Epilepsy Awareness Month
November is National Epilepsy Awareness month, so I’ve decided to share my story!
I was a healthy child who didn’t experience seizures, migraines, or any other neurological issues until I was 12 years old.
When I was 12, I started experiencing petitmal seizures that would cause me to lose control of my hands temporarily and throw things around, or I would completely space out and lose consciousness while I was doing something.
The seizures slowly progressed until January 2009 when I experienced my first grand-mal or tonic-clonic seizure at age 13. After my sister Brittany found me, my parents rushed me to the emergency room.
A month later, I had undergone multiple electroencephalograms (EEG), computerized tomography (CT) scans, and blood work. These tests led to a diagnosis of epilepsy shortly before my 14th birthday. After the diagnosis, I had petit-mal, grand-mal, and complex partial seizures up until I was a senior in high school.

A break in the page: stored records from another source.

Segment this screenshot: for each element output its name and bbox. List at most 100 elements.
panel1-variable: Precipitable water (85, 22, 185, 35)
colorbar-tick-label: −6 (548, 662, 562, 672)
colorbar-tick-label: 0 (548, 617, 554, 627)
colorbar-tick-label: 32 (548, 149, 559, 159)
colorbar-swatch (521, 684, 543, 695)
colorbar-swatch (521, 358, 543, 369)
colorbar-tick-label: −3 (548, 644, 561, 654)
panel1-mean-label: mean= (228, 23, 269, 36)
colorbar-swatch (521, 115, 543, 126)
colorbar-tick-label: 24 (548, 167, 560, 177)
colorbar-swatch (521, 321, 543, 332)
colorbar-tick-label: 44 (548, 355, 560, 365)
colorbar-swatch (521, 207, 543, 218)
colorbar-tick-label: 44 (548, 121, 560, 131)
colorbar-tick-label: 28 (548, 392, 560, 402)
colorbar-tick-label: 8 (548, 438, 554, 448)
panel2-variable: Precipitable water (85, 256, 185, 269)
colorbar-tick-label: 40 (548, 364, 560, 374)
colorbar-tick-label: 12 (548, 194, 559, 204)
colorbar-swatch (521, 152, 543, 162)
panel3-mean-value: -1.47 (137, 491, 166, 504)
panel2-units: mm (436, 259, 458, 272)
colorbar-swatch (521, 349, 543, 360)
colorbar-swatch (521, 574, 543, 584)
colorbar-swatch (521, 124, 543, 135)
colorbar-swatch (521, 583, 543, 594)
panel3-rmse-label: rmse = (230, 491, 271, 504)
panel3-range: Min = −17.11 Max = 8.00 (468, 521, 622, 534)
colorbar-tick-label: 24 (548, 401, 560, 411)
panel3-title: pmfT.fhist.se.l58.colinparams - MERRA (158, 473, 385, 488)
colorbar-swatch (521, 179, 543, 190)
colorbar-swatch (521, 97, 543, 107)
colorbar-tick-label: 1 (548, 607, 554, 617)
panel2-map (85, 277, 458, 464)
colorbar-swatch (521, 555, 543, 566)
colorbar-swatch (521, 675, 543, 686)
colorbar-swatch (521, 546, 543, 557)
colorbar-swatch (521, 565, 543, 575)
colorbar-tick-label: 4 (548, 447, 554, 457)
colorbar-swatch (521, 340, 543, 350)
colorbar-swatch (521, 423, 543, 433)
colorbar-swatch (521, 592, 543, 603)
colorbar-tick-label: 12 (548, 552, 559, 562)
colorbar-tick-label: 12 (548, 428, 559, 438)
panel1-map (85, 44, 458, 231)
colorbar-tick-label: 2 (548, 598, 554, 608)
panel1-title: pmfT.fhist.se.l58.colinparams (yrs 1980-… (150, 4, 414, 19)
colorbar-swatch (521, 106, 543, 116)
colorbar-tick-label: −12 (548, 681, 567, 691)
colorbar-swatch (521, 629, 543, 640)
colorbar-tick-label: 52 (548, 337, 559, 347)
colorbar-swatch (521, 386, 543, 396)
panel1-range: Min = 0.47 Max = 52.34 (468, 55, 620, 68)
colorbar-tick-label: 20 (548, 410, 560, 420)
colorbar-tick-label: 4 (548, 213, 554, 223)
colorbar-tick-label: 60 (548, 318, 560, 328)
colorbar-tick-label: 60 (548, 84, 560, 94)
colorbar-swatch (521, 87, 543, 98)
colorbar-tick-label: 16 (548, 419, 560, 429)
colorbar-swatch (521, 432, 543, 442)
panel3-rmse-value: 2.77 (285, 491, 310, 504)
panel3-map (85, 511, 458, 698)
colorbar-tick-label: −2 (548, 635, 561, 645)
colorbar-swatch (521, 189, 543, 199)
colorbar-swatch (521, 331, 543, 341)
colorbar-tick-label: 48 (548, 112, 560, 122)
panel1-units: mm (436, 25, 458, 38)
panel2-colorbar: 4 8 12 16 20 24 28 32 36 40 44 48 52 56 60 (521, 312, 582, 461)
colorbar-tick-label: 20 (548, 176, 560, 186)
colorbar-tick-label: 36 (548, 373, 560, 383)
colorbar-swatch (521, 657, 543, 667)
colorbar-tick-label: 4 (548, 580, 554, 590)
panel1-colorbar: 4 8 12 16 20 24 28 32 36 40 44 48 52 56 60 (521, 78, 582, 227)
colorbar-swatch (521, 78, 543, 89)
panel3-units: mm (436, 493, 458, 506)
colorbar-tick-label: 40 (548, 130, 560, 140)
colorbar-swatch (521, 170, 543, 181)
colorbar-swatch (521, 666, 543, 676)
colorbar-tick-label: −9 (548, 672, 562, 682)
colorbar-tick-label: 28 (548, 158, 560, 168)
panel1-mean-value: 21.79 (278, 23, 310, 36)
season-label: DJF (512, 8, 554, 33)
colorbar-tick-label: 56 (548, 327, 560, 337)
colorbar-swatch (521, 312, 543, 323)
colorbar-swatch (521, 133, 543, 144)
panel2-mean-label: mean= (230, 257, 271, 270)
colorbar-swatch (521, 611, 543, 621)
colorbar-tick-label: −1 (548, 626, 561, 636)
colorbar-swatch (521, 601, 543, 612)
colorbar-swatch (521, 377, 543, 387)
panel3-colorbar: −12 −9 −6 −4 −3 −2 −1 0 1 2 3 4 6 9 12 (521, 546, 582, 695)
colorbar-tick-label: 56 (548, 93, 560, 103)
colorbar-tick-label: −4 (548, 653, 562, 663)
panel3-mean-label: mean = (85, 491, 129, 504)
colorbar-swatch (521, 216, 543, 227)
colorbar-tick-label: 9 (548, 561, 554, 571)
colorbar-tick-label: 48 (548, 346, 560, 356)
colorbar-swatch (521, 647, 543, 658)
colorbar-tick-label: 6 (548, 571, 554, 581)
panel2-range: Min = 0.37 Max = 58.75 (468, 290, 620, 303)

It took nearly four years to find the right medicinal combinations to get the disorder under control. We tried the ketogenic diet, which was initially invented for people who have epilepsy. Many different medications which came with tons of side effects including loss of feeling in my fingers and toes for months at a time, extreme highs and lows in emotions, and weight gain. All of this to hopefully quit having seizures.
I am now almost six years seizure free. However, there is so much more that underlies. I suffer from severe migraines, generalized anxiety disorder, and I haven’t had a good quality of sleep in more than 10 years. All because of my epilepsy.
I will most likely be taking anti-seizure medication for the rest of my life. If I decide to have children, I will have to attempt to come off nearly all those medications to prevent congenital disabilities and risk suffering seizures.
Remember, I was a completely healthy child. My family and friends had no idea until I was diagnosed. We were blindsided because of the lack of knowledge and awareness in society. People die from this brain disorder. There isn’t a cure! I encourage you to research epilepsy because your knowledge could save a life. According to the Epilepsy Foundation, one in 26 people will be diagnosed with epilepsy in their lifetime. Your loved ones can be one of those people.